1. MEKKELİ MÜŞRİKLERLE İLİŞKİLER:
a) BEDİR SAVAŞI:
“Kabilelerden oluşmuş,
sözüm ona bir ordudur bu; şurada bozguna uğratılacaktır.” (38. sure (SÂD) 11.
ayet)
“Sizinle çarpışmaya
girenlerle Allah yolunda siz de çarpışın. Ama haksız yere saldırmayın /
çarpışmada zulme sapmayın. Çünkü Allah, sınır tanımaz azgınları sevmiyor. Onları
yakaladığınız yerde öldürün; onların sizi çıkardıkları yerden siz de onları
çıkarın. Fitne / baskı ve bozgunculuk, öldürmekten daha kötüdür. Mescid-i Haram'da, onlar sizinle çarpışmaya girinceye
kadar siz de onlarla çarpışmaya girmeyin. Eğer sizinle çarpışmaya girerlerse
siz de onları öldürün. İşte böyle verilir küfre sapanların cezası!” (2.
sure (BAKARA) 190-191. ayet)
“Sana haram ayı, onda savaşmayı soruyorlar, De ki: "O
ayda savaş büyük bir günahtır. Ama Allah yolundan alıkoymak, O'na ve Mescid-i
Haram'a nankörlük etmek, ora halkını oradan sürüp çıkarmak, Allah katında daha
büyük bir günahtır." Fitne / baskı ve
bozgunculuk, cana kıymaktan daha büyük bir kötülüktür. Eğer güçleri yetse sizi
dininizden çevirinceye kadar sizinle savaşmayı sürdürürler. İçinizden
kim irtidâd edip dininden dönerse kâfir olarak ölür. Böylelerinin amelleri
dünyada da âhırette de boşa gitmiştir. Ateş ehlidir onlar. Sürekli
kalacaklardır orada. İnanıp hicret eden ve Allah yolunda uğraşıp didinenlere
gelince, onlar Allah'ın rahmetini umarlar. Allah çok affedici, çok
merhametlidir.” (2. sure (BAKARA) 217-218. ayet)

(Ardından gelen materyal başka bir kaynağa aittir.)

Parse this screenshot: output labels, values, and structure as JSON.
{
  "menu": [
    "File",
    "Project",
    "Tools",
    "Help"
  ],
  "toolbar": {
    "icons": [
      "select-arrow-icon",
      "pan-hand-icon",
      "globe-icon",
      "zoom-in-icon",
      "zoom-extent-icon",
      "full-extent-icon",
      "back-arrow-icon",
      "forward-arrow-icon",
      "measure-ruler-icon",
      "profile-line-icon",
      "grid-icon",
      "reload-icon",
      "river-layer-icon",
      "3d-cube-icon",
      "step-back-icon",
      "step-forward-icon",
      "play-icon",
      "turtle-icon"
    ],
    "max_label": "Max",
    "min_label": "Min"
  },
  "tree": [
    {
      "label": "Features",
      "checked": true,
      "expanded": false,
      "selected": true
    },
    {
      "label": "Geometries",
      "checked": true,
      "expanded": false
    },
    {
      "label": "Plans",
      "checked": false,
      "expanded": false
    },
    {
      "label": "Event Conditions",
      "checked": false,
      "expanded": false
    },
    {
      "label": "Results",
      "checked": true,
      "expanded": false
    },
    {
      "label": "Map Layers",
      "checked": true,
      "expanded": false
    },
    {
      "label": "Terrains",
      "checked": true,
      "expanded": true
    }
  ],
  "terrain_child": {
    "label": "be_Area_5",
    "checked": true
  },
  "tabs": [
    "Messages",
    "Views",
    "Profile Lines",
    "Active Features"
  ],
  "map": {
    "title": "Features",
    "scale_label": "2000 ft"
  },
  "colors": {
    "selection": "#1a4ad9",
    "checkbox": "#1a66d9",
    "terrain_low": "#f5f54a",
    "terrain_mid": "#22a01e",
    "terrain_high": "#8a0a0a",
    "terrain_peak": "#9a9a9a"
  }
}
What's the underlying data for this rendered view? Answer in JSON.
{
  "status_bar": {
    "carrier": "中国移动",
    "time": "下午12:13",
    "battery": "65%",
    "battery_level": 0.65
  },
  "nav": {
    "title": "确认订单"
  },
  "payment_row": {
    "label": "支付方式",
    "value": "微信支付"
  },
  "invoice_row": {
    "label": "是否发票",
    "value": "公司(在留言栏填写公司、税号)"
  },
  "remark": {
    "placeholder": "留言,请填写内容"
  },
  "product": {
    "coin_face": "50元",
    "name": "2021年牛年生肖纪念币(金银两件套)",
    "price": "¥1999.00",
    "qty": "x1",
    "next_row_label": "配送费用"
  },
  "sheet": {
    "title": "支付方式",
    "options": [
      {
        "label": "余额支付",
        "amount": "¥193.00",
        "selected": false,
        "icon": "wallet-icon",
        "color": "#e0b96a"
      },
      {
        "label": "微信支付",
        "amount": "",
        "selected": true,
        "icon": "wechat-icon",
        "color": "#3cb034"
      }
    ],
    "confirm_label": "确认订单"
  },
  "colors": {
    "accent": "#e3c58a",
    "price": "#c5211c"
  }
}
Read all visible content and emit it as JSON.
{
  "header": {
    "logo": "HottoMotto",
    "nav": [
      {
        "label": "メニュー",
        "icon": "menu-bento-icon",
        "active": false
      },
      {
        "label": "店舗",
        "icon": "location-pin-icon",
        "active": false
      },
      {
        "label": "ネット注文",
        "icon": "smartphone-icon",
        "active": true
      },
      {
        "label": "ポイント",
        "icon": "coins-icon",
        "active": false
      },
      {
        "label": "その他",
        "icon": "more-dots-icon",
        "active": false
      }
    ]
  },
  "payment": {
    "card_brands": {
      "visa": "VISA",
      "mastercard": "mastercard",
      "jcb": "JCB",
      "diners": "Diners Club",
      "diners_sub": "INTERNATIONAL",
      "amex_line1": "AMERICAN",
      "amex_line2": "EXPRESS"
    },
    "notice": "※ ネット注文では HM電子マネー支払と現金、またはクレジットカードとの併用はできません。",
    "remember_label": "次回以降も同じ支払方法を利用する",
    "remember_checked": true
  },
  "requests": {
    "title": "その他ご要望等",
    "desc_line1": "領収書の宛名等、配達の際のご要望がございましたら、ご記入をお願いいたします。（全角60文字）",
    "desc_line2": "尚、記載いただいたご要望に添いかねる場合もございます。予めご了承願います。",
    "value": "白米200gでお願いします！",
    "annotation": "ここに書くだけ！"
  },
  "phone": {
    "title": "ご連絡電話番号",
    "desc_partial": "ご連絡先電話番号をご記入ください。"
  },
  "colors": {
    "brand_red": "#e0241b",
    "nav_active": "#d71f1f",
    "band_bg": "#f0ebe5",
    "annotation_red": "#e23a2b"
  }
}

“Bildiğin gibi, Rabbin seni hak uğruna, öz
yurdundan çıkarmıştı. Ve müminlerden bir grup tamamen isteksizdi. İş apaçık
ortaya çıktıktan sonra bile, hak konusunda seninle çekişiyorlardı. Sanki onlar
gözleri baka baka ölüme sürülüyorlardı. O sırada Allah, iki gruptan
birinin kesinlikle sizin olacağını vaat ediyordu. Ve siz, güçsüz ve silahsız
olanın size düşmesini arzu ediyordunuz. Allah ise hakkı kendi kelimeleriyle tam
bir biçimde ortaya koymayı ve küfre batmışların ardını, arkasını kesmeyi
istiyordu. Diliyordu ki, kötülüğü temsil edenler istemese de
hakkı ayan-beyan gözler önüne koysun, saçma ve tutarsız olanı hükümsüz kılsın. Hani siz, Rabbinizden yardım ve destek
diliyordunuz; O, sizin dileğinize şöyle cevap vermişti: "Hiç kuşkunuz
olmasın, ben size, meleklerden birbiri ardınca bin tanesiyle yardım
ulaştıracağım." Allah bunu, sadece bir müjde olsun ve o sayede kalpleriniz huzur ve
rahatlık
bulsun diye yaptı. Yardım yalnız ve yalnız Allah
katındandır. Hiç şüphesiz Allah Azîz'dir, Hakîm'dir. O zaman sizi, Allah'tan bir
güven olmak üzere hafif bir uyku bürüyordu; sizi onunla temizlemek, şeytanın
pisliğini sizden gidermek, kalplerinizi birbirine bağlamak, ayaklarınızı sağlam
bastırmak için üzerinize gökten bir su indiriyordu. Rabbin,
meleklere şöyle vahyediyordu: "Ben sizinle beraberim. İmanı olanları
sağlamlaştırın. İnkâr edenlerin kalpleri içine korku salacağım; vurun
boyunların üstüne, vurun onların her parmağına." Bu böyledir. Çünkü
onlar Allah'a ve resulüne kafa tuttular. Kim Allah'a ve resulüne kafa tutarsa
kuşkusuz ki, Allah'ın azabı şiddetli olur. İşte gördünüz! Hadi tadın onu! Küfre sapanlar
için ateş azabı da var. Ey iman edenler! İnkâr edenlerle savaşmak üzere
karşılaştığınızda, sakın onlara arkalarınızı dönmeyin! Her kim böyle
bir günde, savaşmak için başka bir yer tutmak yahut başka bir birliğe katılmaya
gitmek dışında onlara arkasını dönerse, Allah'tan bir gazaba çarpılmış olur.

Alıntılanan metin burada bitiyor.